景観を良くする為だけじゃない「街路樹」がある道路附属物の効果

街路樹が一列に立ち並び、見事な景観を作り出している道路を走行したことのある人も多いのではないでしょうか。
道路管理者によって整備されている街路樹は、ガードレールや案内標識とともに、道路の安全や円滑な交通の為に必要な「道路附属物」の1つです。その大きな特徴は、他の附属物と違い「生きている」というところにあるようです。

■生きているからこそ出来る街路樹の特徴
秋には紅葉が美しい景観となる街路樹ですが、景観だけが目的では無く、さまざまな観点から街路樹は道路附属物としての役割を果たしているといいます。

夏の時期には道路の反射熱もあり、道路上の気温は著しく上昇します。2020年東京オリンピックのマラソンコース、競歩の対策として、遮熱性舗装を行う対策が採られたこともあります。

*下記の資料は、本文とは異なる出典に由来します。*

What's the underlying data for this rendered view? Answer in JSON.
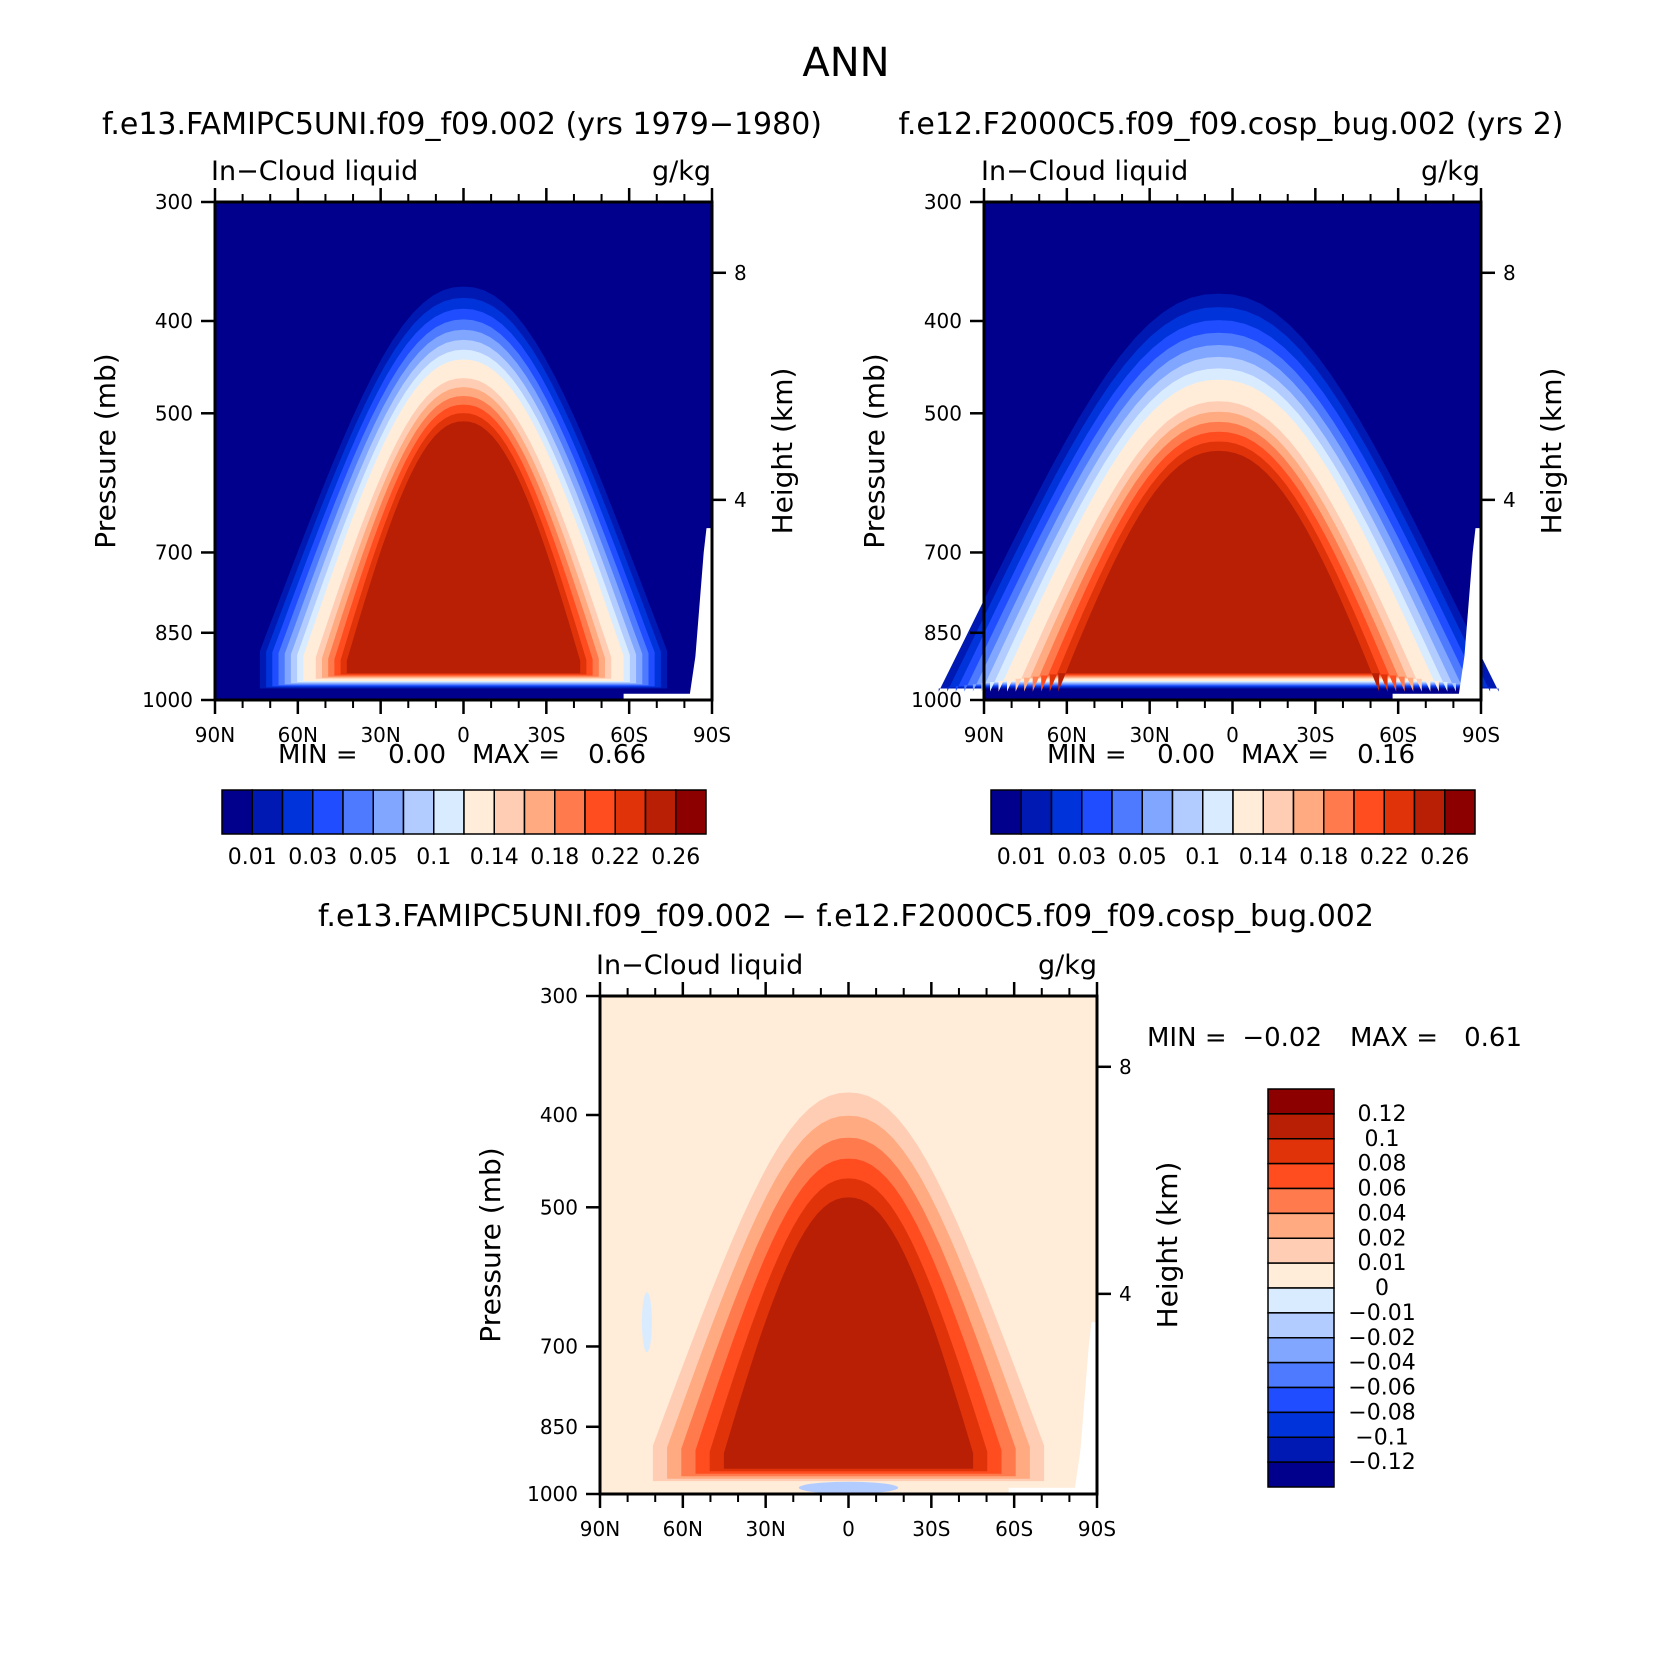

街路樹は太陽の光を遮る効果も期待出来ますし、街路樹に遮られた光は道路に影を作ります。これにより周囲の気温上昇を抑える効果も期待出来るののだそうです。さらに、樹木なので呼吸をします。二酸化炭素(CO2)を吸収しますので地球温暖化に貢献出来ているとも言えるでしょう。

■ガードレールの効果も
街路樹には、車道と歩道を分離させる効果もあります。万が一に車両が車道をはみ出してしまった場合、街路樹で防げる場合もあり得るでしょう。
夜間に関しては、ヘッドライトなど明かりを防ぐ効果もあります。

また、樹木は生き物ですので、景観の良さを維持する目的も含め剪定作業が必要なのも「生きている道路附属物」としての特徴と言えます。

■道路附属物という植物
植物ですので、季節によっては花が咲いたり、木の実が出来たりします。しかし、安全面の観点から、街路樹に登ったり、花や木の実を採ったりなど遊ぶ目的での利用は認められていません。また、街路樹の地面に一般の植物を植えるなどの行為も認められていないようです。

ただ、枯れてしまったり、折れてしまったなどといった場合の対応については景観を損なうことや、道路利用者の安全な通行を妨げてしまうことにも繋がりかねない状態ですので、道路管理者への報告が望まれるでしょう。

街路樹は道路附属物であり、道路管理者が道路上の安全と安心を確保する為に行っている取り組みなのだそうです。

■景観としても美しいが、運転に集中する
イチョウやサクラ、ケヤキなど美しい街路樹ですから、景観を眺めにドライブに出かけるという人も多いでしょう。
とはいえ、運転がおろそかになっては本末転倒です。「大切な命を乗せている」という自覚を持ち、安全運転することが大切と言えそうです。